Two hundred children and parents gathered in a packed room at Wallingford Public Library earlier this summer waiting for the chance to speak by video chat with Peggy Whitson and Jack Fischer, two NASA astronauts aboard the International Space Station.
One student asked how the two developed interest in space and becoming an astronaut.
Whitson said timing was on her side.
“When I graduated from high school, it was the first year they picked female astronauts,” she said “And I think that was what inspired me to believe that I could also become an astronaut. Luckily I had no idea how hard it would be. I kept working, kept studying, and eventually I made it.”
The library’s summer reading program was dedicated to outer space this year. The children’s department held star observation events, model planet making, and stomp rocket launchings.
Sunny Scarpa, head of children’s services, said programs like this one make the sciences seem accessible for children.
“We want to promote the love of learning. So we really hope that this program, when the kids come in and talk to these astronauts Jack and Peggy, that they’ll be able to envision themselves in the sciences,” Scarpa said. “Kids can often get discouraged when they run into trouble with science or math in school. We really want them to be inspired that it’s worth putting the effort in.”

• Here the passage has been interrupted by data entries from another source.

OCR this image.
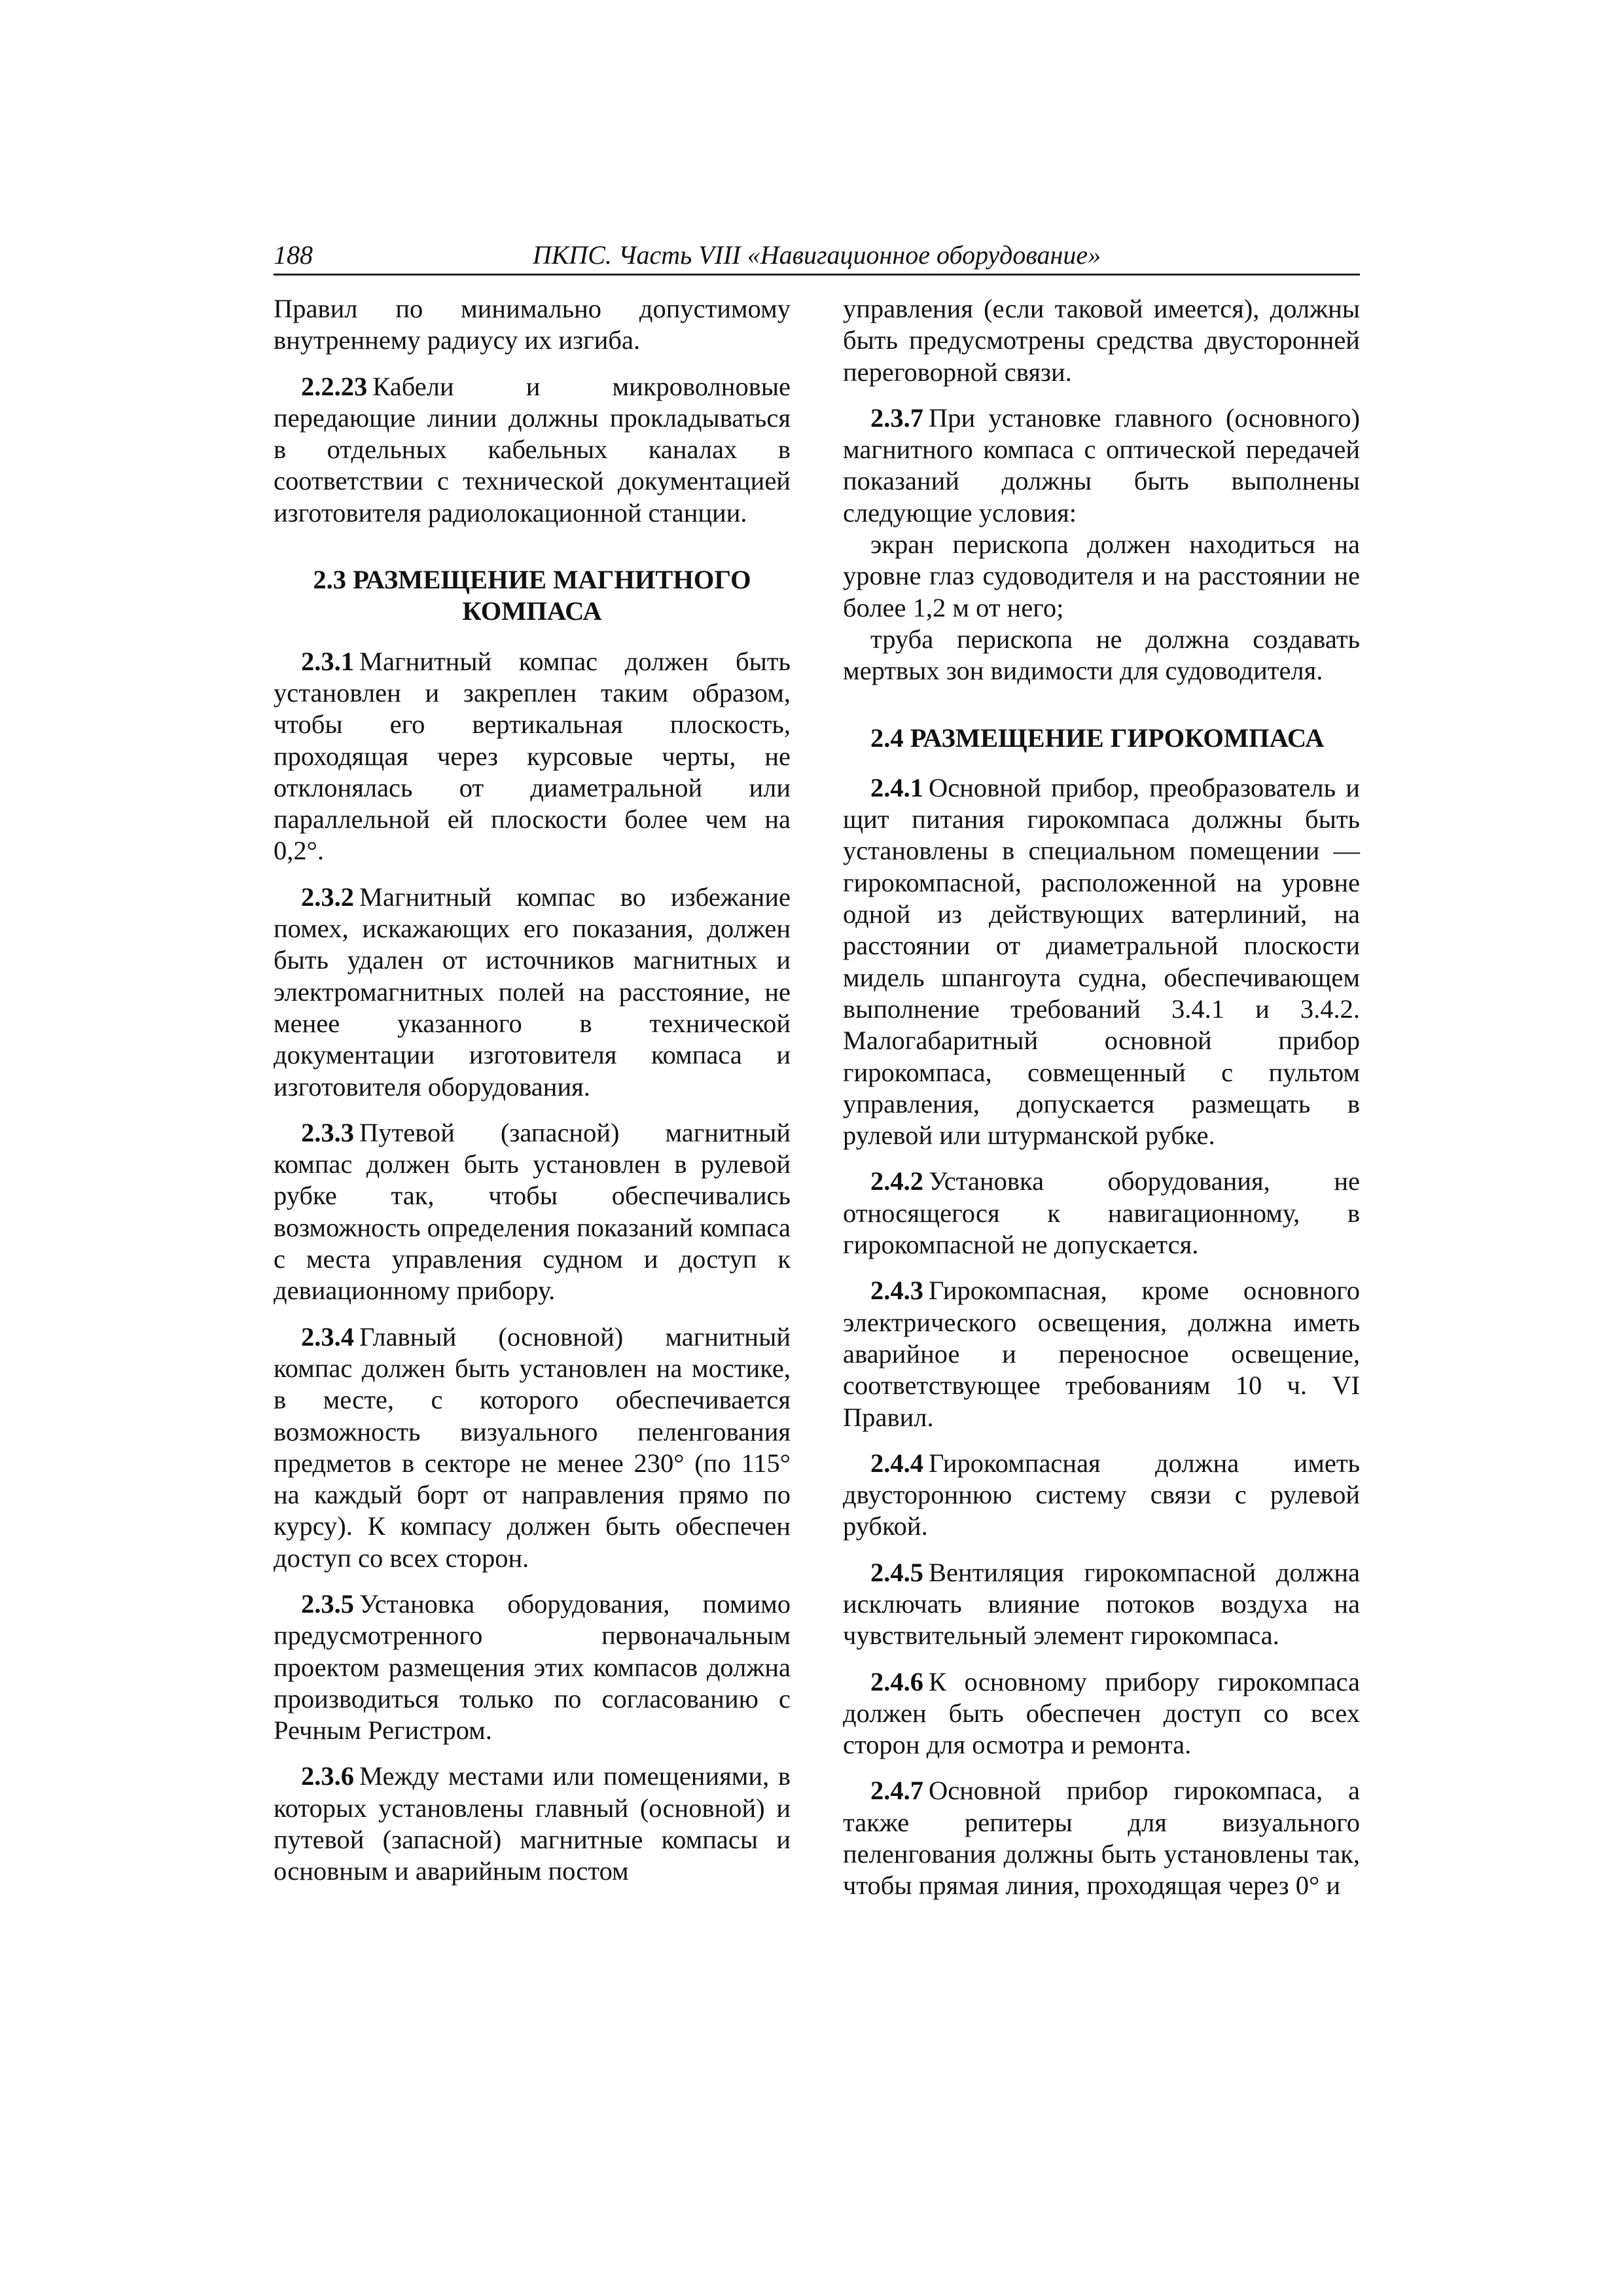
188	ПКПС. Часть VIII «Навигационное оборудование»

Правил по минимально допустимому внутреннему радиусу их изгиба.

2.2.23 Кабели и микроволновые передающие линии должны прокладываться в отдельных кабельных каналах в соответствии с технической документацией изготовителя радиолокационной станции.

2.3 РАЗМЕЩЕНИЕ МАГНИТНОГО
КОМПАСА

2.3.1 Магнитный компас должен быть установлен и закреплен таким образом, чтобы его вертикальная плоскость, проходящая через курсовые черты, не отклонялась от диаметральной или параллельной ей плоскости более чем на 0,2°.

2.3.2 Магнитный компас во избежание помех, искажающих его показания, должен быть удален от источников магнитных и электромагнитных полей на расстояние, не менее указанного в технической документации изготовителя компаса и изготовителя оборудования.

2.3.3 Путевой (запасной) магнитный компас должен быть установлен в рулевой рубке так, чтобы обеспечивались возможность определения показаний компаса с места управления судном и доступ к девиационному прибору.

2.3.4 Главный (основной) магнитный компас должен быть установлен на мостике, в месте, с которого обеспечивается возможность визуального пеленгования предметов в секторе не менее 230° (по 115° на каждый борт от направления прямо по курсу). К компасу должен быть обеспечен доступ со всех сторон.

2.3.5 Установка оборудования, помимо предусмотренного первоначальным проектом размещения этих компасов должна производиться только по согласованию с Речным Регистром.

2.3.6 Между местами или помещениями, в которых установлены главный (основной) и путевой (запасной) магнитные компасы и основным и аварийным постом

управления (если таковой имеется), должны быть предусмотрены средства двусторонней переговорной связи.

2.3.7 При установке главного (основного) магнитного компаса с оптической передачей показаний должны быть выполнены следующие условия:

экран перископа должен находиться на уровне глаз судоводителя и на расстоянии не более 1,2 м от него;

труба перископа не должна создавать мертвых зон видимости для судоводителя.

2.4 РАЗМЕЩЕНИЕ ГИРОКОМПАСА

2.4.1 Основной прибор, преобразователь и щит питания гирокомпаса должны быть установлены в специальном помещении — гирокомпасной, расположенной на уровне одной из действующих ватерлиний, на расстоянии от диаметральной плоскости мидель шпангоута судна, обеспечивающем выполнение требований 3.4.1 и 3.4.2. Малогабаритный основной прибор гирокомпаса, совмещенный с пультом управления, допускается размещать в рулевой или штурманской рубке.

2.4.2 Установка оборудования, не относящегося к навигационному, в гирокомпасной не допускается.

2.4.3 Гирокомпасная, кроме основного электрического освещения, должна иметь аварийное и переносное освещение, соответствующее требованиям 10 ч. VI Правил.

2.4.4 Гирокомпасная должна иметь двустороннюю систему связи с рулевой рубкой.

2.4.5 Вентиляция гирокомпасной должна исключать влияние потоков воздуха на чувствительный элемент гирокомпаса.

2.4.6 К основному прибору гирокомпаса должен быть обеспечен доступ со всех сторон для осмотра и ремонта.

2.4.7 Основной прибор гирокомпаса, а также репитеры для визуального пеленгования должны быть установлены так, чтобы прямая линия, проходящая через 0° и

The event is part of a nationwide NASA program called In-Flight Education Downlink.
Becky Kamas, Station Activity Manager at NASA, said that with a clear need for scientists and engineers in our society, outreach programs like this one are important because they help to pull kids into science, technology, engineering, and math -- or STEM -- early on.
“Our students now, in the very near future, are going to be our leaders,” she said. “So being able to kind of inspire and engage students in the STEM fields is very important to us.”
Events like this one also show the way Wallingford Public Library has expanded its mission past traditional library functions, according to Allison Murphy, a children’s librarian there.
“Libraries are really evolving,” she said. “Of course they’re always going to be about books -- and checking out books and checking out movies, and magazines. But the library has become a gathering place for people to come together, to learn together, to meet new people, and that’s what this whole NASA event has brought to these children.”
Averaging around nine children’s outreach programs a week this summer, the children’s department at Wallingford Library became a community center -- and the NASA event showed this. Families weren’t just introduced to Jack and Peggy the astronauts, but also to a new way of looking at their library.